---
summary: "Command queue design that serializes auto-reply command execution"
read_when:
  - Changing auto-reply execution or concurrency
---
# Command Queue (2025-11-25)

We now serialize command-based auto-replies (WhatsApp Web listener) through a tiny in-process queue to prevent multiple commands from running at once, while allowing safe parallelism across sessions.

## Why
- Some auto-reply commands are expensive (LLM calls) and can collide when multiple inbound messages arrive close together.
- Serializing avoids competing for terminal/stdin, keeps logs readable, and reduces the chance of rate limits from upstream tools.

## How it works
- `src/process/command-queue.ts` holds a lane-aware FIFO queue and drains each lane synchronously.
- `runEmbeddedPiAgent` enqueues by **session key** (lane `session:<key>`) to guarantee only one active run per session.
- Each session run is then queued into a **global lane** (`main` by default) so overall parallelism is capped by `agent.maxConcurrent`.
- When verbose logging is enabled, queued commands emit a short notice if they waited more than ~2s before starting.
- Typing indicators (`onReplyStart`) still fire immediately on enqueue so user experience is unchanged while we wait our turn.

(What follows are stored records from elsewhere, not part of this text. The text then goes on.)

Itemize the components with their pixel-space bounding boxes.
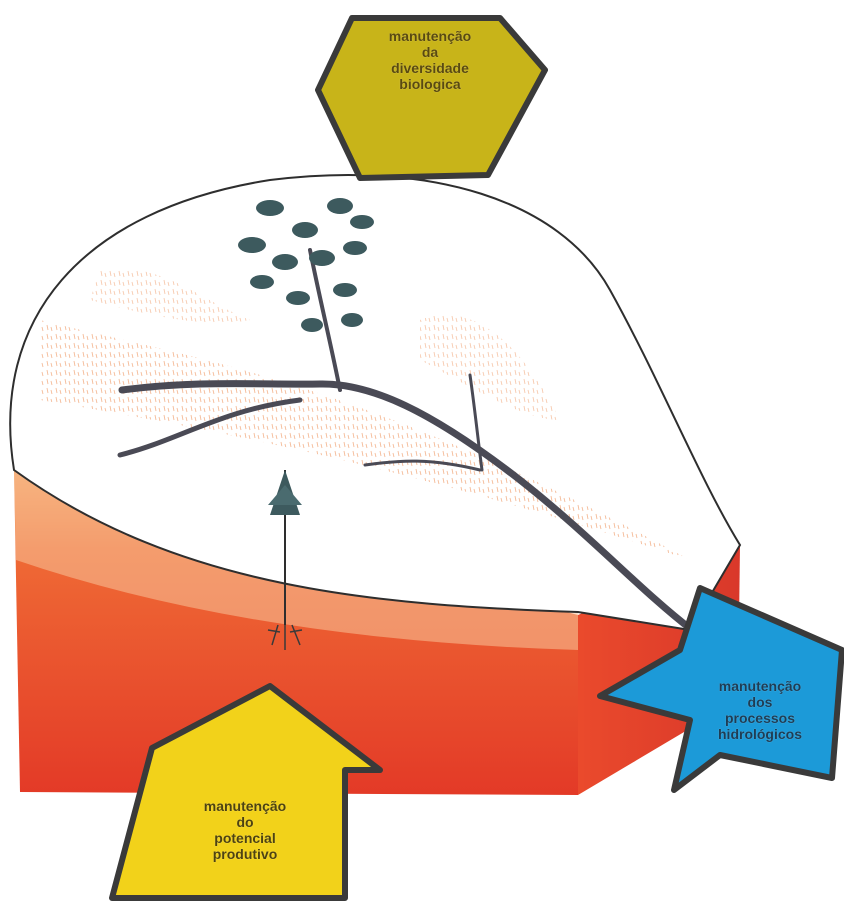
- biodiversity-label: manutenção da diversidade biologica: [360, 28, 500, 92]
- productive-label: manutenção do potencial produtivo: [180, 798, 310, 862]
- hydrological-label: manutenção dos processos hidrológicos: [690, 678, 830, 742]
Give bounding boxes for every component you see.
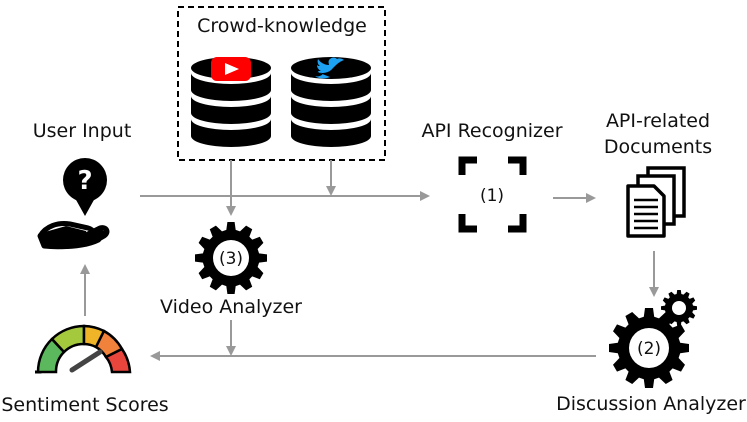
api-docs-label-line1: API-related: [606, 110, 710, 132]
discussion-analyzer-step: (2): [637, 339, 661, 359]
gauge-icon: [35, 324, 132, 374]
scan-frame-icon: [458, 156, 527, 233]
twitter-database-icon: [291, 57, 371, 147]
api-recognizer-label: API Recognizer: [421, 120, 562, 142]
twitter-icon: [315, 57, 344, 79]
video-analyzer-gear-icon: [195, 222, 267, 294]
video-analyzer-label: Video Analyzer: [160, 296, 302, 318]
svg-text:?: ?: [77, 166, 92, 196]
api-recognizer-step: (1): [480, 186, 504, 206]
sentiment-scores-label: Sentiment Scores: [1, 394, 168, 416]
documents-icon: [626, 166, 686, 238]
discussion-analyzer-label: Discussion Analyzer: [556, 393, 746, 415]
youtube-database-icon: [191, 57, 271, 147]
question-hand-icon: ?: [37, 158, 110, 250]
user-input-label: User Input: [33, 120, 132, 142]
api-docs-label-line2: Documents: [604, 136, 712, 158]
video-analyzer-step: (3): [219, 249, 243, 269]
crowd-knowledge-label: Crowd-knowledge: [197, 15, 367, 37]
crowd-knowledge-box: [177, 6, 386, 161]
discussion-analyzer-gear-icon: [609, 290, 697, 388]
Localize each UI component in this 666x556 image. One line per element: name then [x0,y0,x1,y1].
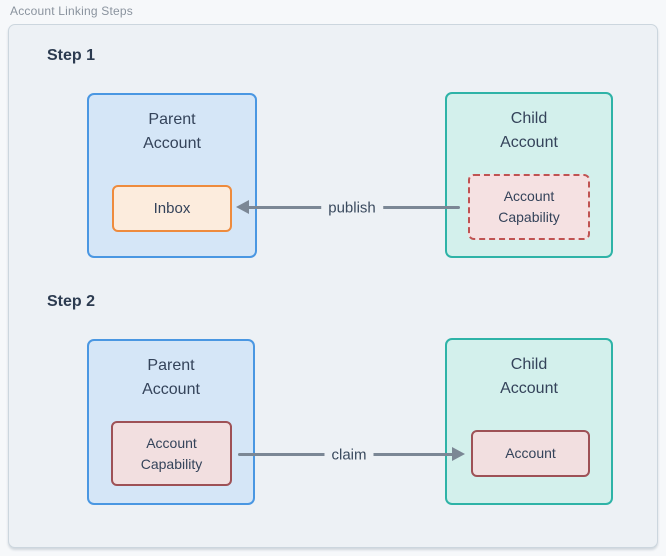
step-1-heading: Step 1 [47,47,96,64]
account-box-step2: Account [471,430,590,477]
diagram-title: Account Linking Steps [10,4,133,18]
account-capability-label-step1: Account Capability [498,188,560,225]
publish-arrow-label: publish [321,199,383,217]
claim-arrowhead-icon [452,447,465,461]
account-label-step2: Account [505,445,556,461]
inbox-box-step1: Inbox [112,185,232,232]
publish-arrowhead-icon [236,200,249,214]
inbox-label: Inbox [153,200,191,217]
parent-account-title-step2: Parent Account [142,357,200,398]
child-account-title-step1: Child Account [500,110,558,151]
account-capability-dashed-box-step1: Account Capability [468,174,590,240]
parent-account-node-step1: Parent Account [87,93,257,258]
step-2-heading: Step 2 [47,293,96,310]
parent-account-title-step1: Parent Account [143,111,201,152]
claim-arrow-label: claim [324,446,374,464]
account-capability-label-step2: Account Capability [140,434,203,472]
child-account-title-step2: Child Account [500,356,558,397]
child-account-node-step2: Child Account [445,338,613,505]
account-capability-box-step2: Account Capability [111,421,232,486]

## Queue modes (per surface)
Inbound messages can either queue or interrupt when a run is already active:
- `queue`: serialize per session; if the agent is streaming, the new message is appended to the current run.
- `interrupt`: abort the active run for that session, then run the newest message.
- `drop`: ignore the message if the session lane is busy.

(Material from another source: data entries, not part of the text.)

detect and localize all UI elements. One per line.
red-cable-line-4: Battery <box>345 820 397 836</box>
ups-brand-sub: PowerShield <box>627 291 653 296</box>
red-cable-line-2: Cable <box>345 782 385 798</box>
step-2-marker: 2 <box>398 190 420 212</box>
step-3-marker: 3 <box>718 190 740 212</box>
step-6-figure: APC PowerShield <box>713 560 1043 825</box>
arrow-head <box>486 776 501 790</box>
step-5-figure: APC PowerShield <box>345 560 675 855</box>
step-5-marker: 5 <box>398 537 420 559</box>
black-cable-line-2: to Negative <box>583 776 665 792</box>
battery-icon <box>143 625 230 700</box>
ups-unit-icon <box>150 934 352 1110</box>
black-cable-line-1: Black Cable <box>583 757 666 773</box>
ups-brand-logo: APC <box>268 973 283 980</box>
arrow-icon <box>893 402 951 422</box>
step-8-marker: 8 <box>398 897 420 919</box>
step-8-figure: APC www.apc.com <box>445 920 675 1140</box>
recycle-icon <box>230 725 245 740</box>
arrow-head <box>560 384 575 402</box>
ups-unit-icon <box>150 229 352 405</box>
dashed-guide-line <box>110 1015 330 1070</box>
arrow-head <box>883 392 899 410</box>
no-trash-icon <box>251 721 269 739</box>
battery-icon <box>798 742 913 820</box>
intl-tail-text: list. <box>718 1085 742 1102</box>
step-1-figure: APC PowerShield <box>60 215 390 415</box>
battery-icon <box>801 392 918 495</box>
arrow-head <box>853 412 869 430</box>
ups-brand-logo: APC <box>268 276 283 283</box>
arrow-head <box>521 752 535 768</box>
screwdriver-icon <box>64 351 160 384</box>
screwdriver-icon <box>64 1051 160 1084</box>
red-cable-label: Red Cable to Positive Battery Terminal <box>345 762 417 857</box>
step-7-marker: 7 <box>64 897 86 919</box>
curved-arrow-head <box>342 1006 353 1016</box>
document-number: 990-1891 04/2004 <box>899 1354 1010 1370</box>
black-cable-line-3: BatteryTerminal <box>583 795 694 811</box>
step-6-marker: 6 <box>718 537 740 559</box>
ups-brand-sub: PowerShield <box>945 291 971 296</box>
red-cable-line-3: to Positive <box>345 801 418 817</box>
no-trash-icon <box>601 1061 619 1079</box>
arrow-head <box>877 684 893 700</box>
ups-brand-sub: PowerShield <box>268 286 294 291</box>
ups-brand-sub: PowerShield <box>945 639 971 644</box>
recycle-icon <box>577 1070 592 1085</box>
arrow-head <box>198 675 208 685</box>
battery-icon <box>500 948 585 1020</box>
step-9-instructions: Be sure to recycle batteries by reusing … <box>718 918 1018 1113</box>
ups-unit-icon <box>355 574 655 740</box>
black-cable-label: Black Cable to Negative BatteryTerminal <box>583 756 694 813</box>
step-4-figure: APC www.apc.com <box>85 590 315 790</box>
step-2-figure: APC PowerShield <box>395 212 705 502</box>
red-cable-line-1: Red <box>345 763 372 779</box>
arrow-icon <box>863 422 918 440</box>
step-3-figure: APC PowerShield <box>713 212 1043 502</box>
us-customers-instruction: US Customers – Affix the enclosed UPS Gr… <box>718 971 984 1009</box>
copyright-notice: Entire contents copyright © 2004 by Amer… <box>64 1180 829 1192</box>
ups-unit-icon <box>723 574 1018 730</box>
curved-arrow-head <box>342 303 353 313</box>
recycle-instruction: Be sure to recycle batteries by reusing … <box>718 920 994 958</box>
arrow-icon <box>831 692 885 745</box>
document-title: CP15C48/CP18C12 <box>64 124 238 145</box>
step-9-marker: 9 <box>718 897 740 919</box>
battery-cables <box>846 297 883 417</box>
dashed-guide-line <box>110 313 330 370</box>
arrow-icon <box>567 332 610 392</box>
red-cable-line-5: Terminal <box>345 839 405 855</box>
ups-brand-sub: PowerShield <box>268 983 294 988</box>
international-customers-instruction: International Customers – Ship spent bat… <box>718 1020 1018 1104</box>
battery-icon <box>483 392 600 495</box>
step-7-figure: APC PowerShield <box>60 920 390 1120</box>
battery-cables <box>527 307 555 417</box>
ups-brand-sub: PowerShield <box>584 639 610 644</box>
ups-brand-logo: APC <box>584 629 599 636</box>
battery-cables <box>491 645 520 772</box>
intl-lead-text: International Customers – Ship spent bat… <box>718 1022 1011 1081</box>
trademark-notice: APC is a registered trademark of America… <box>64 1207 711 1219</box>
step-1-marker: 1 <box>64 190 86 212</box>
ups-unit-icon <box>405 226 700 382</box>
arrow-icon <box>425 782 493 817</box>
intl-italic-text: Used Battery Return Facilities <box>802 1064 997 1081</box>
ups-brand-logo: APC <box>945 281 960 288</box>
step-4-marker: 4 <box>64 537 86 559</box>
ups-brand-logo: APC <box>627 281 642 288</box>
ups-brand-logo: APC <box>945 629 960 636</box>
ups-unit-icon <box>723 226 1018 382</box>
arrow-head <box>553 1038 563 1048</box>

Defaults (when unset in config):
- WhatsApp + Telegram → `interrupt`
- Discord + WebChat → `queue`

Configure globally or per surface via `routing.queue`:

```json5
{
  routing: {
    queue: {
      mode: "interrupt",
      bySurface: { discord: "queue", telegram: "interrupt" }
    }
  }
}
```

## Per-session overrides
- `/queue <mode>` as a standalone command stores the mode for the current session.
- `/queue <mode>` embedded in a message applies **once** (no persistence).

## Scope and guarantees
- Applies only to config-driven command replies; plain text replies are unaffected.
- Default lane (`main`) is process-wide for inbound + main heartbeats; set `agent.maxConcurrent` to allow multiple sessions in parallel.
- Additional lanes may exist (e.g. `cron`) so background jobs can run in parallel without blocking inbound replies.
- Per-session lanes guarantee that only one agent run touches a given session at a time.
- No external dependencies or background worker threads; pure TypeScript + promises.

## Troubleshooting
- If commands seem stuck, enable verbose logs and look for “queued for …ms” lines to confirm the queue is draining.
- `enqueueCommand` exposes a lightweight `getQueueSize()` helper if you need to surface queue depth in future diagnostics.